Engineering Contradictions & Design Principles
Engineering Contradiction Analysis
1Loss of information
If data is extracted from separate databases, networks, or information technology systems using complex queries and APIs, then relevant information for marketing and sales activities can be obtained, but the process becomes time-consuming and complex
Solution Approach 1:
The patent merges multiple separate data sources (CRM systems, databases, networks, and other IT systems) into a unified data structure that can be accessed through a single interface. This consolidation eliminates the need for complex queries across multiple systems and reduces data access time while maintaining comprehensive information availability.
Solution Approach 2:
The patent introduces an intermediary component (the unified data structure with standardized schema) that mediates between various data sources and the marketing/sales activities. This intermediary layer handles data transformation and integration, freeing users from direct complex data extraction tasks while ensuring information quality and consistency.
2Adaptability or versatility
If data is transformed from one native format to another suitable form for use in a different environment, then data compatibility is improved, but the complexity and time required for data processing increases
Solution Approach 1:
The patent creates a universal data structure with a standardized schema that can accommodate multiple data formats and sources. This universal structure serves as a common interface for various marketing and sales activities, eliminating the need for repeated format transformations while maintaining adaptability to different data sources and uses.
3Productivity
If separate systems are used for marketing, sales, and service interactions, then each system can be optimized for its specific function, but integration between systems becomes complex and time-consuming
Solution Approach 1:
The patent segments the integrated system into distinct functional components (marketing activities, sales activities, service interactions) that can operate independently with optimized performance, while sharing a common underlying data structure.

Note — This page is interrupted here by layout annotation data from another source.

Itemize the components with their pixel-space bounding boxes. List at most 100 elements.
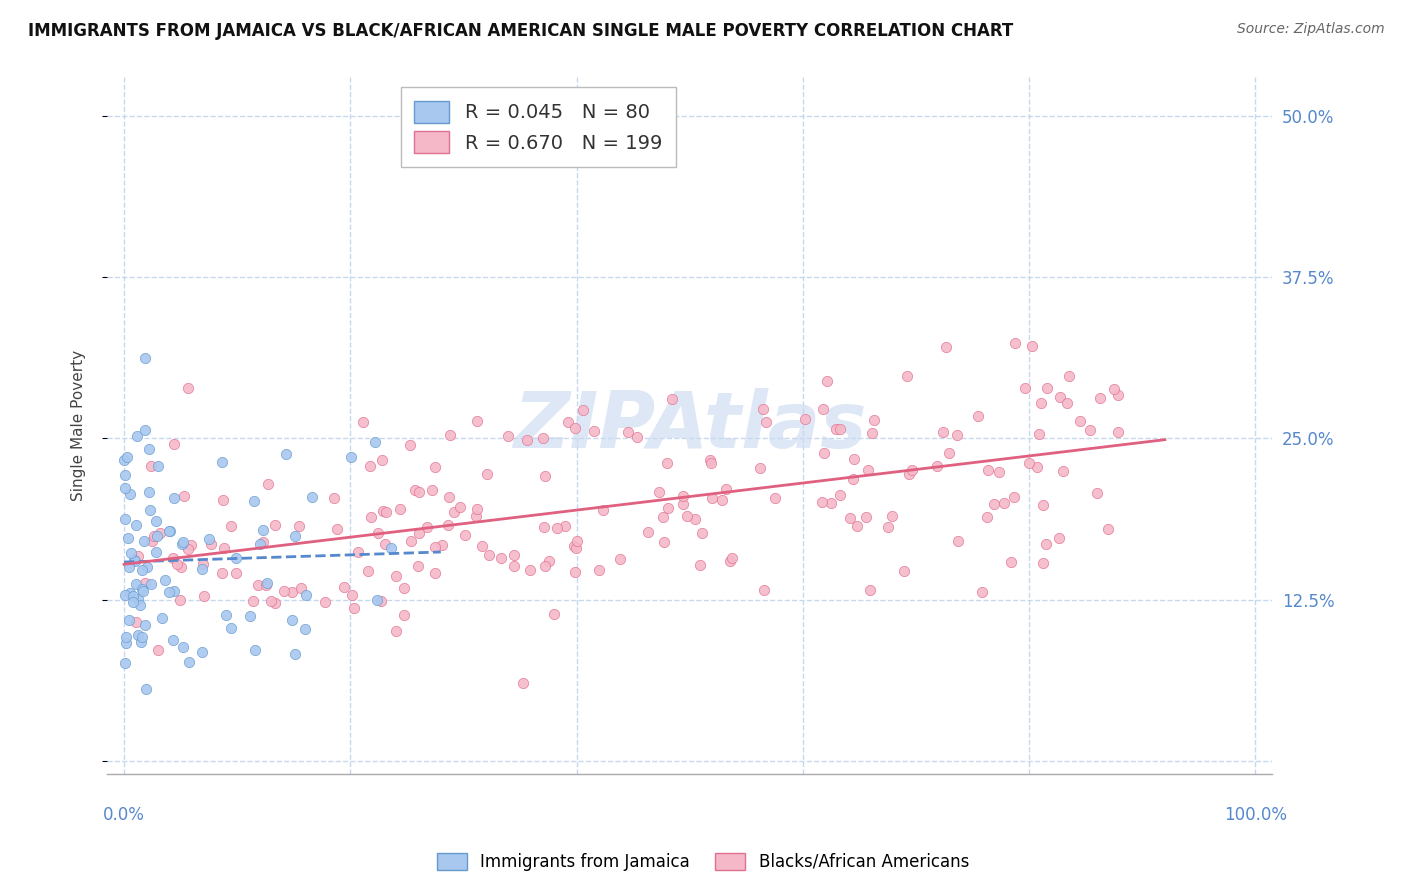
- Point: [385, 624, 408, 638]
- Point: [1032, 498, 1054, 512]
- Point: [333, 580, 356, 594]
- Legend: Immigrants from Jamaica, Blacks/African Americans: Immigrants from Jamaica, Blacks/African …: [429, 845, 977, 880]
- Point: [496, 429, 519, 443]
- Point: [966, 409, 988, 423]
- Point: [863, 413, 886, 427]
- Point: [247, 578, 270, 592]
- Point: [1014, 381, 1036, 395]
- Point: [932, 425, 955, 439]
- Point: [114, 657, 136, 671]
- Point: [281, 613, 304, 627]
- Point: [752, 401, 775, 416]
- Point: [148, 642, 170, 657]
- Point: [176, 380, 198, 394]
- Point: [392, 608, 415, 623]
- Point: [225, 566, 247, 580]
- Point: [825, 422, 848, 436]
- Point: [763, 491, 786, 506]
- Point: [617, 425, 640, 440]
- Point: [425, 540, 447, 554]
- Point: [143, 529, 166, 543]
- Point: [408, 526, 430, 541]
- Point: [1107, 388, 1129, 402]
- Point: [352, 415, 374, 429]
- Point: [842, 473, 865, 487]
- Point: [752, 583, 775, 598]
- Point: [131, 635, 153, 649]
- Point: [219, 519, 242, 533]
- Point: [172, 535, 194, 549]
- Point: [264, 596, 287, 610]
- Point: [815, 374, 838, 388]
- Point: [794, 411, 817, 425]
- Point: [256, 576, 278, 591]
- Point: [127, 591, 149, 606]
- Point: [131, 582, 153, 596]
- Text: ZIPAtlas: ZIPAtlas: [513, 387, 866, 464]
- Point: [657, 500, 679, 515]
- Point: [139, 503, 162, 517]
- Point: [124, 552, 146, 566]
- Point: [260, 594, 283, 608]
- Point: [288, 519, 311, 533]
- Point: [239, 608, 262, 623]
- Point: [114, 481, 136, 495]
- Point: [211, 566, 233, 581]
- Point: [145, 544, 167, 558]
- Point: [828, 421, 851, 435]
- Point: [811, 402, 834, 417]
- Point: [198, 532, 221, 546]
- Point: [489, 550, 512, 565]
- Point: [637, 525, 659, 540]
- Point: [364, 434, 387, 449]
- Point: [134, 351, 156, 365]
- Point: [721, 551, 744, 566]
- Point: [860, 426, 883, 441]
- Point: [170, 559, 193, 574]
- Point: [385, 568, 408, 582]
- Point: [172, 640, 194, 654]
- Point: [370, 594, 392, 608]
- Point: [134, 575, 156, 590]
- Point: [901, 463, 924, 477]
- Point: [1000, 555, 1022, 569]
- Point: [257, 477, 280, 491]
- Point: [134, 618, 156, 632]
- Point: [519, 563, 541, 577]
- Point: [1069, 414, 1091, 428]
- Text: Source: ZipAtlas.com: Source: ZipAtlas.com: [1237, 22, 1385, 37]
- Point: [554, 519, 576, 533]
- Point: [1049, 390, 1071, 404]
- Point: [503, 559, 526, 574]
- Point: [449, 500, 471, 514]
- Point: [439, 427, 461, 442]
- Point: [371, 504, 394, 518]
- Point: [162, 633, 184, 648]
- Point: [652, 535, 675, 549]
- Point: [690, 525, 713, 540]
- Point: [117, 531, 139, 545]
- Point: [1056, 396, 1078, 410]
- Point: [264, 518, 287, 533]
- Point: [215, 608, 238, 623]
- Point: [125, 615, 148, 629]
- Point: [404, 483, 426, 497]
- Point: [672, 497, 695, 511]
- Point: [200, 536, 222, 550]
- Point: [983, 497, 1005, 511]
- Point: [120, 546, 142, 560]
- Point: [114, 630, 136, 644]
- Point: [946, 428, 969, 442]
- Point: [301, 490, 323, 504]
- Point: [648, 485, 671, 500]
- Point: [134, 423, 156, 437]
- Point: [118, 613, 141, 627]
- Point: [988, 465, 1011, 479]
- Point: [249, 537, 271, 551]
- Point: [1097, 522, 1119, 536]
- Y-axis label: Single Male Poverty: Single Male Poverty: [72, 350, 86, 501]
- Point: [148, 458, 170, 473]
- Point: [1085, 486, 1108, 500]
- Point: [699, 456, 721, 470]
- Point: [845, 519, 868, 533]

This segmentation allows each function to maintain its specialized capabilities while reducing integration complexity through the unified data layer.
Data Source
AI summary
Systems and methods are provided for identifying prospects based on a prospect model. A set of primary features are extracted from historical data for an opportunity between an organization and an entity. A data container is generated to represent the set of primary features and a set of secondary features associated with the entity. Neighboring data containers, within a set of data containers that includes the data container, are grouped into data container groups. A data container group is selected to represent a combination of features of the entity predicted to yield the opportunity for the organization. The combination of features are used to generate and transmit content to the entity.